We had a wild night in the backyard. It all began with this guy:
You see the snake? I know, he disguises himself amongst all those hoses. That is not what I was expecting to find when I went to reach in and turn on the sprinklers. I found him about a week ago. After screaming, dropping the lid on, and running, I somehow blocked him out of my mind. A week later Matt goes back to find a much skinnier snake who had been locked in. Apparently, not long enough. He still moves. My brother in law has convinced me that he is just a gardner snake and that there is absolutely no way he can eat Boss.
They released him back into the back yard. EEK! He's probably sleeping under my window as we speak.
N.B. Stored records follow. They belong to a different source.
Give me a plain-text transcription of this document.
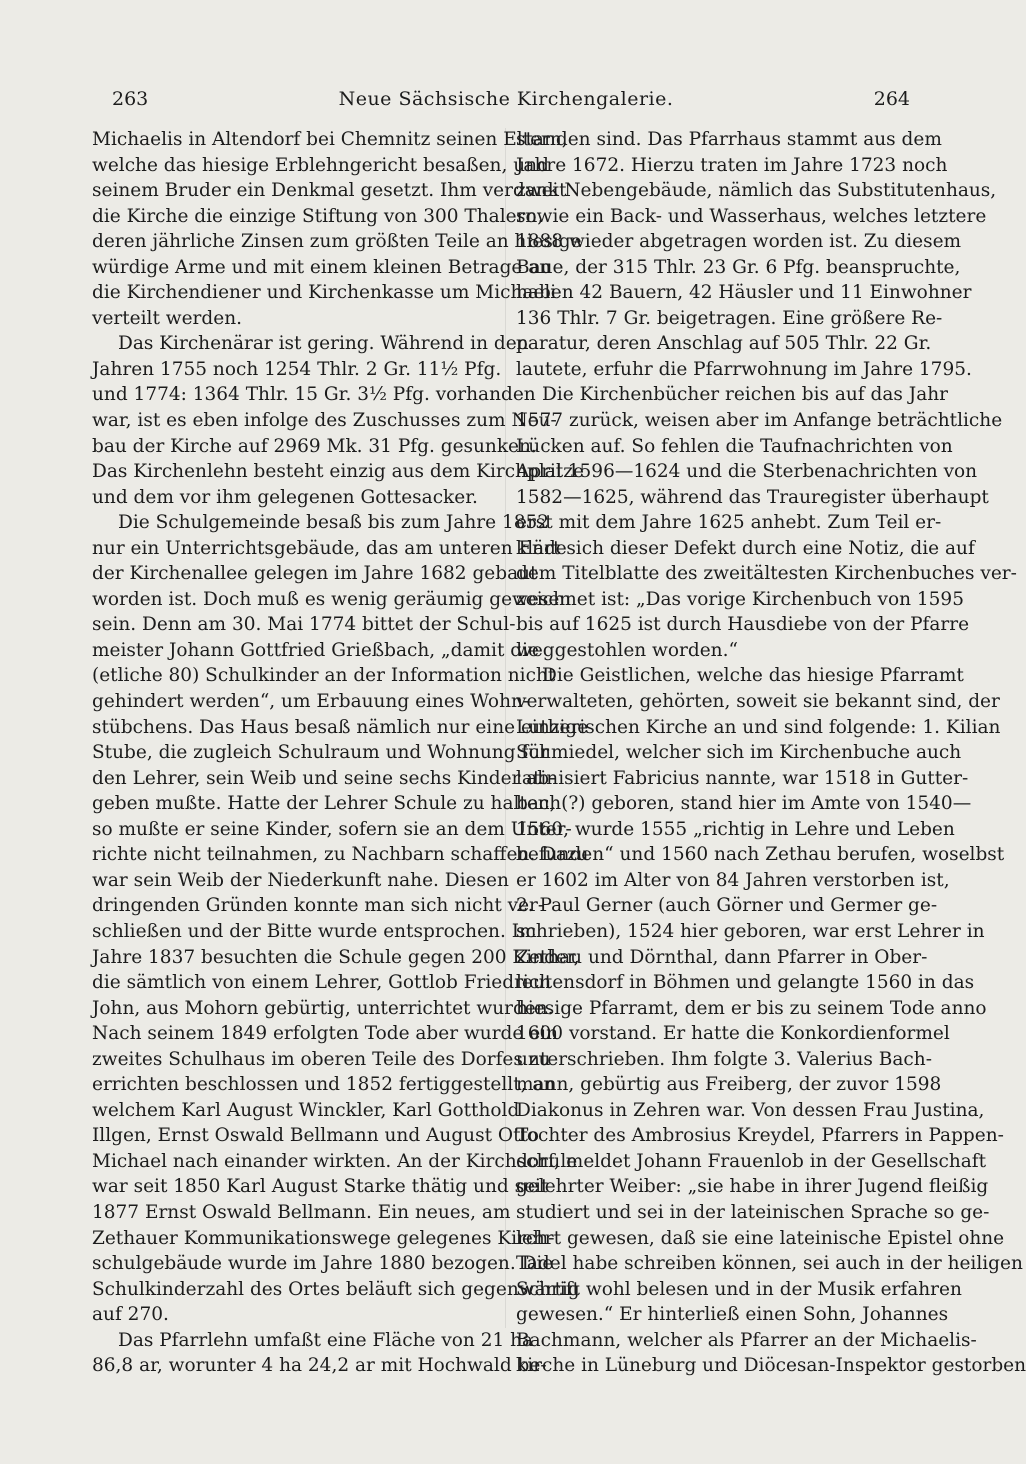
263	Neue Sächsische Kirchengalerie.	264

Michaelis in Altendorf bei Chemnitz seinen Eltern,

welche das hiesige Erblehngericht besaßen, und

seinem Bruder ein Denkmal gesetzt. Ihm verdankt

die Kirche die einzige Stiftung von 300 Thalern,

deren jährliche Zinsen zum größten Teile an hiesige

würdige Arme und mit einem kleinen Betrage an

die Kirchendiener und Kirchenkasse um Michaeli

verteilt werden.

Das Kirchenärar ist gering. Während in den

Jahren 1755 noch 1254 Thlr. 2 Gr. 11½ Pfg.

und 1774: 1364 Thlr. 15 Gr. 3½ Pfg. vorhanden

war, ist es eben infolge des Zuschusses zum Neu-

bau der Kirche auf 2969 Mk. 31 Pfg. gesunken.

Das Kirchenlehn besteht einzig aus dem Kirchplatze

und dem vor ihm gelegenen Gottesacker.

Die Schulgemeinde besaß bis zum Jahre 1852

nur ein Unterrichtsgebäude, das am unteren Ende

der Kirchenallee gelegen im Jahre 1682 gebaut

worden ist. Doch muß es wenig geräumig gewesen

sein. Denn am 30. Mai 1774 bittet der Schul-

meister Johann Gottfried Grießbach, „damit die

(etliche 80) Schulkinder an der Information nicht

gehindert werden“, um Erbauung eines Wohn-

stübchens. Das Haus besaß nämlich nur eine einzige

Stube, die zugleich Schulraum und Wohnung für

den Lehrer, sein Weib und seine sechs Kinder ab-

geben mußte. Hatte der Lehrer Schule zu halten,

so mußte er seine Kinder, sofern sie an dem Unter-

richte nicht teilnahmen, zu Nachbarn schaffen. Dazu

war sein Weib der Niederkunft nahe. Diesen

dringenden Gründen konnte man sich nicht ver-

schließen und der Bitte wurde entsprochen. Im

Jahre 1837 besuchten die Schule gegen 200 Kinder,

die sämtlich von einem Lehrer, Gottlob Friedrich

John, aus Mohorn gebürtig, unterrichtet wurden.

Nach seinem 1849 erfolgten Tode aber wurde ein

zweites Schulhaus im oberen Teile des Dorfes zu

errichten beschlossen und 1852 fertiggestellt, an

welchem Karl August Winckler, Karl Gotthold

Illgen, Ernst Oswald Bellmann und August Otto

Michael nach einander wirkten. An der Kirchschule

war seit 1850 Karl August Starke thätig und seit

1877 Ernst Oswald Bellmann. Ein neues, am

Zethauer Kommunikationswege gelegenes Kirch-

schulgebäude wurde im Jahre 1880 bezogen. Die

Schulkinderzahl des Ortes beläuft sich gegenwärtig

auf 270.

Das Pfarrlehn umfaßt eine Fläche von 21 ha

86,8 ar, worunter 4 ha 24,2 ar mit Hochwald be-

standen sind. Das Pfarrhaus stammt aus dem

Jahre 1672. Hierzu traten im Jahre 1723 noch

zwei Nebengebäude, nämlich das Substitutenhaus,

sowie ein Back- und Wasserhaus, welches letztere

1888 wieder abgetragen worden ist. Zu diesem

Baue, der 315 Thlr. 23 Gr. 6 Pfg. beanspruchte,

haben 42 Bauern, 42 Häusler und 11 Einwohner

136 Thlr. 7 Gr. beigetragen. Eine größere Re-

paratur, deren Anschlag auf 505 Thlr. 22 Gr.

lautete, erfuhr die Pfarrwohnung im Jahre 1795.

Die Kirchenbücher reichen bis auf das Jahr

1577 zurück, weisen aber im Anfange beträchtliche

Lücken auf. So fehlen die Taufnachrichten von

April 1596—1624 und die Sterbenachrichten von

1582—1625, während das Trauregister überhaupt

erst mit dem Jahre 1625 anhebt. Zum Teil er-

klärt sich dieser Defekt durch eine Notiz, die auf

dem Titelblatte des zweitältesten Kirchenbuches ver-

zeichnet ist: „Das vorige Kirchenbuch von 1595

bis auf 1625 ist durch Hausdiebe von der Pfarre

weggestohlen worden.“

Die Geistlichen, welche das hiesige Pfarramt

verwalteten, gehörten, soweit sie bekannt sind, der

Lutherischen Kirche an und sind folgende: 1. Kilian

Schmiedel, welcher sich im Kirchenbuche auch

latinisiert Fabricius nannte, war 1518 in Gutter-

bach(?) geboren, stand hier im Amte von 1540—

1560, wurde 1555 „richtig in Lehre und Leben

befunden“ und 1560 nach Zethau berufen, woselbst

er 1602 im Alter von 84 Jahren verstorben ist,

2. Paul Gerner (auch Görner und Germer ge-

schrieben), 1524 hier geboren, war erst Lehrer in

Zethau und Dörnthal, dann Pfarrer in Ober-

leutensdorf in Böhmen und gelangte 1560 in das

hiesige Pfarramt, dem er bis zu seinem Tode anno

1600 vorstand. Er hatte die Konkordienformel

unterschrieben. Ihm folgte 3. Valerius Bach-

mann, gebürtig aus Freiberg, der zuvor 1598

Diakonus in Zehren war. Von dessen Frau Justina,

Tochter des Ambrosius Kreydel, Pfarrers in Pappen-

dorf, meldet Johann Frauenlob in der Gesellschaft

gelehrter Weiber: „sie habe in ihrer Jugend fleißig

studiert und sei in der lateinischen Sprache so ge-

lehrt gewesen, daß sie eine lateinische Epistel ohne

Tadel habe schreiben können, sei auch in der heiligen

Schrift wohl belesen und in der Musik erfahren

gewesen.“ Er hinterließ einen Sohn, Johannes

Bachmann, welcher als Pfarrer an der Michaelis-

kirche in Lüneburg und Diöcesan-Inspektor gestorben
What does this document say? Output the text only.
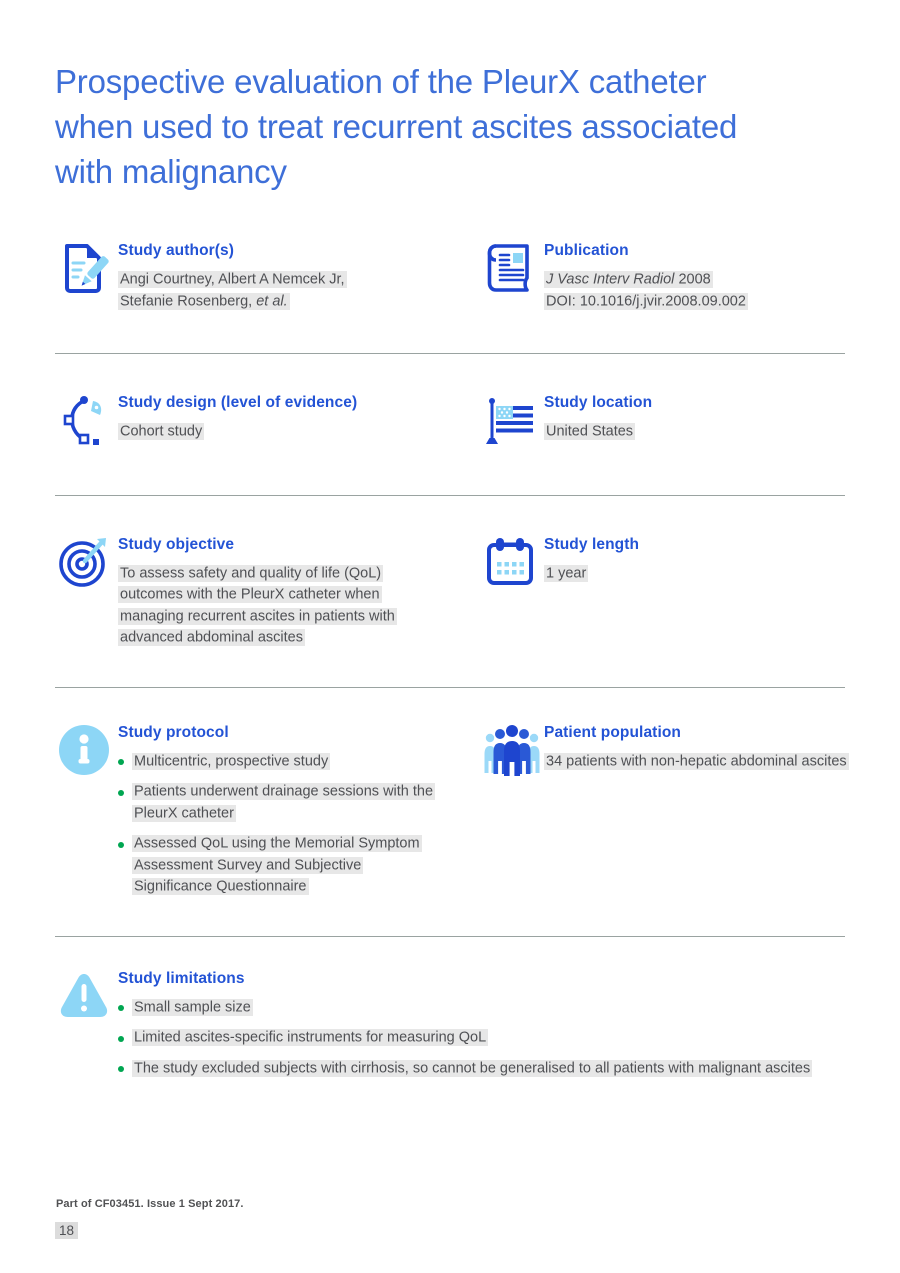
Prospective evaluation of the PleurX catheter when used to treat recurrent ascites associated with malignancy
Study author(s)
Angi Courtney, Albert A Nemcek Jr,
Stefanie Rosenberg, et al.
Publication
J Vasc Interv Radiol 2008
DOI: 10.1016/j.jvir.2008.09.002
Study design (level of evidence)
Cohort study
Study location
United States
Study objective
To assess safety and quality of life (QoL) outcomes with the PleurX catheter when managing recurrent ascites in patients with advanced abdominal ascites
Study length
1 year
Study protocol
Multicentric, prospective study
Patients underwent drainage sessions with the PleurX catheter
Assessed QoL using the Memorial Symptom Assessment Survey and Subjective Significance Questionnaire
Patient population
34 patients with non-hepatic abdominal ascites
Study limitations
Small sample size
Limited ascites-specific instruments for measuring QoL
The study excluded subjects with cirrhosis, so cannot be generalised to all patients with malignant ascites
Part of CF03451. Issue 1 Sept 2017.
18
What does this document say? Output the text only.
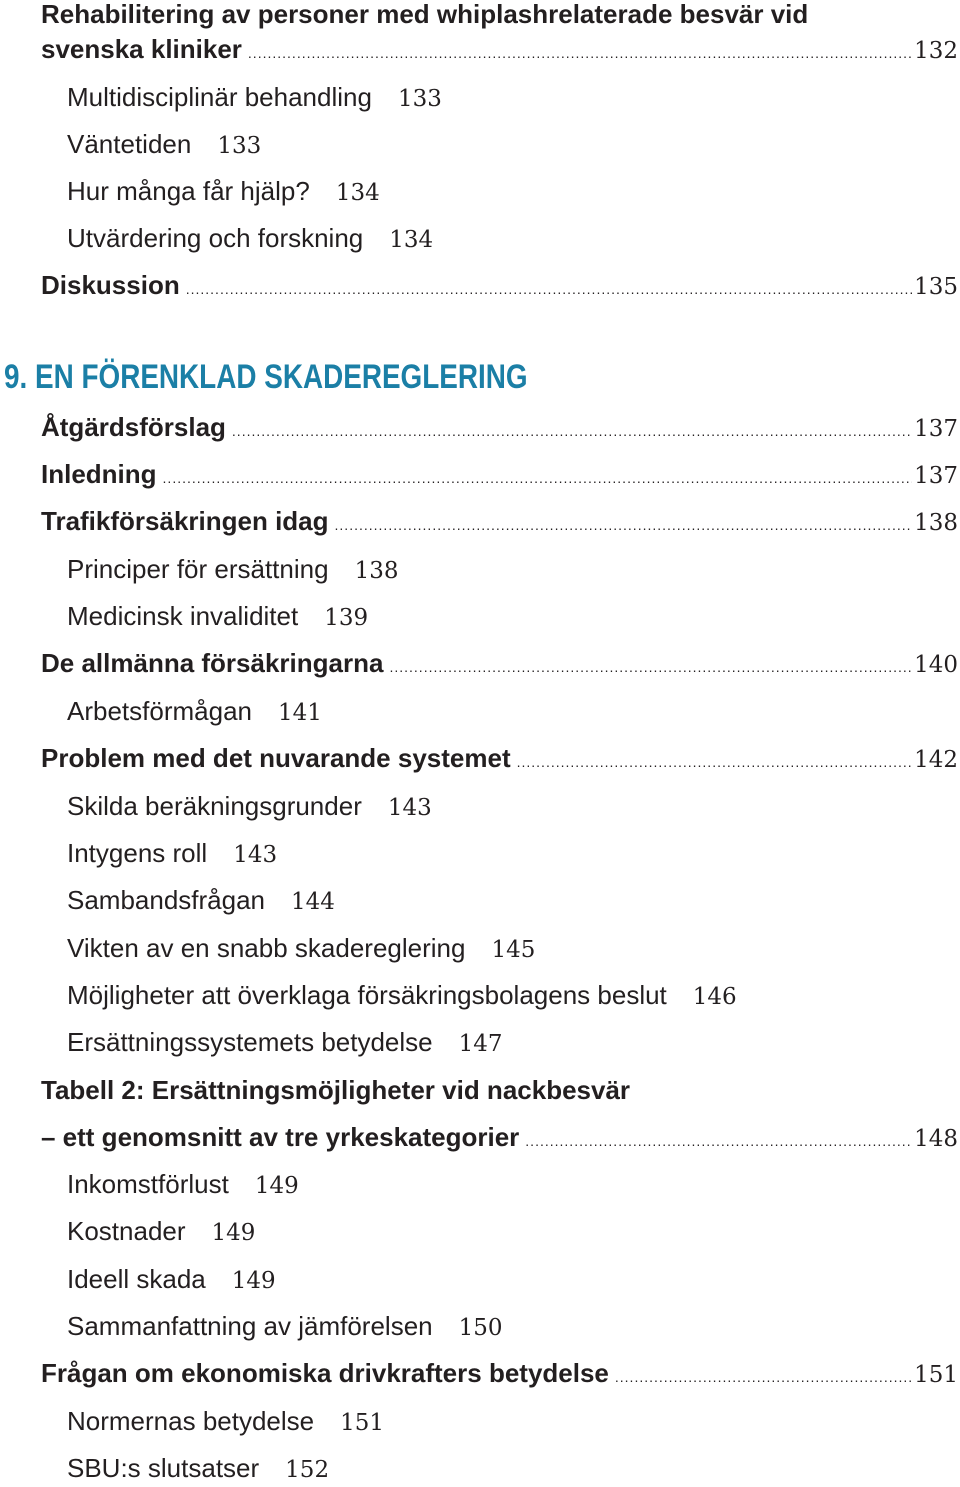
Rehabilitering av personer med whiplashrelaterade besvär vid
svenska kliniker .....	132
Multidisciplinär behandling 133
Väntetiden 133
Hur många får hjälp? 134
Utvärdering och forskning 134
Diskussion .....	135
9. EN FÖRENKLAD SKADEREGLERING
Åtgärdsförslag .....	137
Inledning .....	137
Trafikförsäkringen idag .....	138
Principer för ersättning 138
Medicinsk invaliditet 139
De allmänna försäkringarna .....	140
Arbetsförmågan 141
Problem med det nuvarande systemet .....	142
Skilda beräkningsgrunder 143
Intygens roll 143
Sambandsfrågan 144
Vikten av en snabb skadereglering 145
Möjligheter att överklaga försäkringsbolagens beslut 146
Ersättningssystemets betydelse 147
Tabell 2: Ersättningsmöjligheter vid nackbesvär
– ett genomsnitt av tre yrkeskategorier .....	148
Inkomstförlust 149
Kostnader 149
Ideell skada 149
Sammanfattning av jämförelsen 150
Frågan om ekonomiska drivkrafters betydelse .....	151
Normernas betydelse 151
SBU:s slutsatser 152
After dealing with Lucifer we moved to the deck where we were enjoying the fireflies and sweating a bit. I look up to see what looks like a hawk, eagle, flying dinosaur? Matt informed me it was an owl. Anyway, about two seconds after gawking at the bird we were ambushed. Yes, shratnel was pounding our deck. POOP EVERYWHERE. It looked like a flock of one hundred geese came by. This poor bird has issues. It covered the deck. Keep in mind our deck is approximatley fifteen feet long.
It missed me only by inches. Hear this Pooping Owl and Lucifer: My backyard is for wrinkled dogs (Boss), bunnies, and cute birds that flutter and sing. If I see you back here again I'm going to have Mema visit with her pellet gun.